Diagnosing Scheduler Issues

1. Schedule latency histogram:

func measureScheduleLatency() {
    go func() {
        for {
            start := time.Now()
            runtime.Gosched() // Yield and measure how long until rescheduled
            latency := time.Since(start)
            scheduleLatency.Observe(latency.Seconds())
            time.Sleep(100 * time.Millisecond)
        }
    }()
}

If Gosched() takes more than a few microseconds, your Ps are overloaded.

2. Goroutine count over time:

goroutineGauge.Set(float64(runtime.NumGoroutine()))

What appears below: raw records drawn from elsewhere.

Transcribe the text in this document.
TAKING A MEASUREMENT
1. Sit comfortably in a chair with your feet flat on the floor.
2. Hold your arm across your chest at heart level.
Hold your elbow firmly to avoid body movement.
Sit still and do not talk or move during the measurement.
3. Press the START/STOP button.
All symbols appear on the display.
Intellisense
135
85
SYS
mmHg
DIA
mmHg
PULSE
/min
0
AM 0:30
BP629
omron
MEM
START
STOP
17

If this trends upward, you have a goroutine leak.

3. Execution tracer:

curl http://localhost:6060/debug/pprof/trace?seconds=5 > trace.out
go tool trace trace.out

The trace viewer shows exactly what each P is doing — scheduling, GC, blocking, running. It’s the most powerful tool for understanding scheduler behavior.

Key Takeaways

Set GOMAXPROCS correctly in containers
Use worker pools instead of unbounded goroutine spawning
Monitor goroutine count — leaks are silent killers
GC pauses scale with goroutine count — keep stacks shallow
Use go tool trace for deep scheduler analysis
The scheduler is good, but it’s not magic — give it reasonable workloads

Understanding the scheduler doesn’t change how you write most code. But when something is slow and you can’t figure out why, this knowledge is the difference between a 5-minute fix and a 5-day investigation.